More on medical marijuana

None of this is new, but the numbers always bear repeating:

America’s war on drugs is actually a Raid on Taxpayers. The war costs an estimated $70 billion a year to prosecute, and the drugs keep pouring in. But while the War on Drugs may have failed its official mission, it is a great success as a job-creation program. Thousands of drug agents, police, detectives, prosecutors, judges, anti-drug activists, prison guards and their support staffs can thank the program for their daily bread and health benefits.
The American people are clearly not ready to decriminalize cocaine, heroine or other hard drugs, but they’re well on their way to easing up on marijuana. A Zogby poll found that nearly half of Americans now want pot legal and regulated, like alcohol. Few buy into the “demon drug” propaganda anymore, and for a simple reason: Several countries have decriminalized marijuana with little effect on public health.
Americans could save a ton of money doing the same. The taxpayers spend almost $8 billion a year enforcing the ban on marijuana, according to a report by visiting Harvard economist Jeffrey A. Miron. State and local governments consume about $5 billion of the total.
The war on pot fills our jails. America arrests 755,000 people every year for marijuana infractions – the vast majority for possession, not dealing. An estimated 80,000 people now sit behind bars on marijuana offenses.
The Bush administration stoutly supports the campaign against marijuana, which others think is crazy. Compare the Canadian and American approach to medical marijuana: The Canadian Postal Service delivers it right into the mailboxes of Canadian cancer patients. The U.S. Justice Department invades the patients’ backyards and rips out cannabis plants, even those grown with a state’s blessing.
… Remember the Supreme Court case two years ago, when Justice Stephen Breyer innocently suggested that the federal Food and Drug Administration be asked to rule on whether marijuana had an accepted medical use? Well, the FDA has just ruled. In a total lie, the FDA said that no scientific studies back the use of marijuana for medical purposes. Actually, the prestigious Institute of Medicine issued its findings in 1999 that marijuana helped patients for pain and for the relief of nausea and vomiting caused by chemotherapy.
The federal government “loves to ignore our report,” John Benson, a professor of medicine at the University of Nebraska and co-chairman of the committee that wrote the Institute of Medicine study, said after the FDA issued its “advisory.”
… The drug warriors’ incentive to keep the game going is pretty obvious. But what’s in it for taxpayers?
Miron’s Harvard study looked beyond what the public pays to enforce the marijuana laws. It also investigated how much money would roll in if marijuana were legal and taxed like alcohol. The answer was over $6 billion in annual tax revenues. Do the math: If government stopped outlawing marijuana and started taxing it, its coffers would be $14 billion richer every year.

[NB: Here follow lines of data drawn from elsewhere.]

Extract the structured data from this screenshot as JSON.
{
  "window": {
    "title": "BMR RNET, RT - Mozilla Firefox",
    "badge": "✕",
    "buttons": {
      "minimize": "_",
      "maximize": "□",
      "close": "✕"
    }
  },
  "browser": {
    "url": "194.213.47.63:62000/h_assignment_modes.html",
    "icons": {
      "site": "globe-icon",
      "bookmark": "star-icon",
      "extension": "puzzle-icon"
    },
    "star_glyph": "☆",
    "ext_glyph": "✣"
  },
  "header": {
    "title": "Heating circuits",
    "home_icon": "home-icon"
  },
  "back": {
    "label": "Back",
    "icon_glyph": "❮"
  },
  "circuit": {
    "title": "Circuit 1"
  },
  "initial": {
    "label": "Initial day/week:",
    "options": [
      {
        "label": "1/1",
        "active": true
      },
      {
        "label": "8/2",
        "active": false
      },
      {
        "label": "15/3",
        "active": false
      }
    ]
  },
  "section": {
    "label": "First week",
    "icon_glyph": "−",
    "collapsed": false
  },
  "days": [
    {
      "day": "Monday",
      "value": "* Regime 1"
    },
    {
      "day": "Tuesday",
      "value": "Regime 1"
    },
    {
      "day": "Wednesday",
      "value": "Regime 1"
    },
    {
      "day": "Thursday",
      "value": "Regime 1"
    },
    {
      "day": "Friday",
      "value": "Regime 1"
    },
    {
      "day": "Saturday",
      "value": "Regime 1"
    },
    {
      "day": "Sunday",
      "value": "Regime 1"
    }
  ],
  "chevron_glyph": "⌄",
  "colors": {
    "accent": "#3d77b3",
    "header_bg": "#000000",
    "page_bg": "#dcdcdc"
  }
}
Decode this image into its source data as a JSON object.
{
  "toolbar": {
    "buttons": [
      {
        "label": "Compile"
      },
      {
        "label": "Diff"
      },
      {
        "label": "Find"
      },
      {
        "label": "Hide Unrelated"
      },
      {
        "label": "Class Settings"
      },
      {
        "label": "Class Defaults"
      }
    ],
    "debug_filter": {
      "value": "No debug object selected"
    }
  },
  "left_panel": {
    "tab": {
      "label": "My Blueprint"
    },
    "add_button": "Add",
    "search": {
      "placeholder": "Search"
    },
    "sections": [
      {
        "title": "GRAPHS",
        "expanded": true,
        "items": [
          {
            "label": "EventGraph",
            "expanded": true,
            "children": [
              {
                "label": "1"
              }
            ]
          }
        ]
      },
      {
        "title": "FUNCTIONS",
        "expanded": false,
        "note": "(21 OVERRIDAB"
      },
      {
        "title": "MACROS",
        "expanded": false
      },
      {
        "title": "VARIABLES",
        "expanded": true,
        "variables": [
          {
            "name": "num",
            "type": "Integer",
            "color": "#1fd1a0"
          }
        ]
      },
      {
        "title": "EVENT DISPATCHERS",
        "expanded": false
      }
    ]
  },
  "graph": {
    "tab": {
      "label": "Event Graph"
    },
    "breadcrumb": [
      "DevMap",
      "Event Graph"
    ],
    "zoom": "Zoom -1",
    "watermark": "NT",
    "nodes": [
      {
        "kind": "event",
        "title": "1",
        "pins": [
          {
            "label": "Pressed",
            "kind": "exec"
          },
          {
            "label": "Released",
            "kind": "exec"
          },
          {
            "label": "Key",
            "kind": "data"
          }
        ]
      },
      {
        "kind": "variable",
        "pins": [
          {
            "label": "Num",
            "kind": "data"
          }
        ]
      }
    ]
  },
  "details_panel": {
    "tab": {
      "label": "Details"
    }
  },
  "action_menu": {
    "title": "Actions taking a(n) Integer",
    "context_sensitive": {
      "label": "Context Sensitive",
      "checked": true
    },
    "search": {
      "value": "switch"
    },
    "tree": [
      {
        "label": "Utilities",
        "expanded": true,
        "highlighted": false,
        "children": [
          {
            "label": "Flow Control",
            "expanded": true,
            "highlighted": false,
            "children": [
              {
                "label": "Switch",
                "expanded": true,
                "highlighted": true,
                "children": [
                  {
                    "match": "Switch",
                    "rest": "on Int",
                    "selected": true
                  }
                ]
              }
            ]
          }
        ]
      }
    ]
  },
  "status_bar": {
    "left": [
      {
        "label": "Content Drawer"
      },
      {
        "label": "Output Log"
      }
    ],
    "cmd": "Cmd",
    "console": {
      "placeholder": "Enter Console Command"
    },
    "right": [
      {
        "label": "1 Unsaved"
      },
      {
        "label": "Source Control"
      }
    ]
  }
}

As I’ve said before, most of the social and economic consequences of illegal drugs use stem from their illegality. So decriminalizing marijuana would not only result in a tax windfall; it would also cut crime by depriving drug distributors of their excess (i.e., illicit) profits, enable drug quality and distribution to be regulated—and empty America’s jails of people who on most measures should never have been imprisoned in the first place.

Posted by Stephen at 5:53 PM in Drugs | Health | Permalink | TrackBack (0)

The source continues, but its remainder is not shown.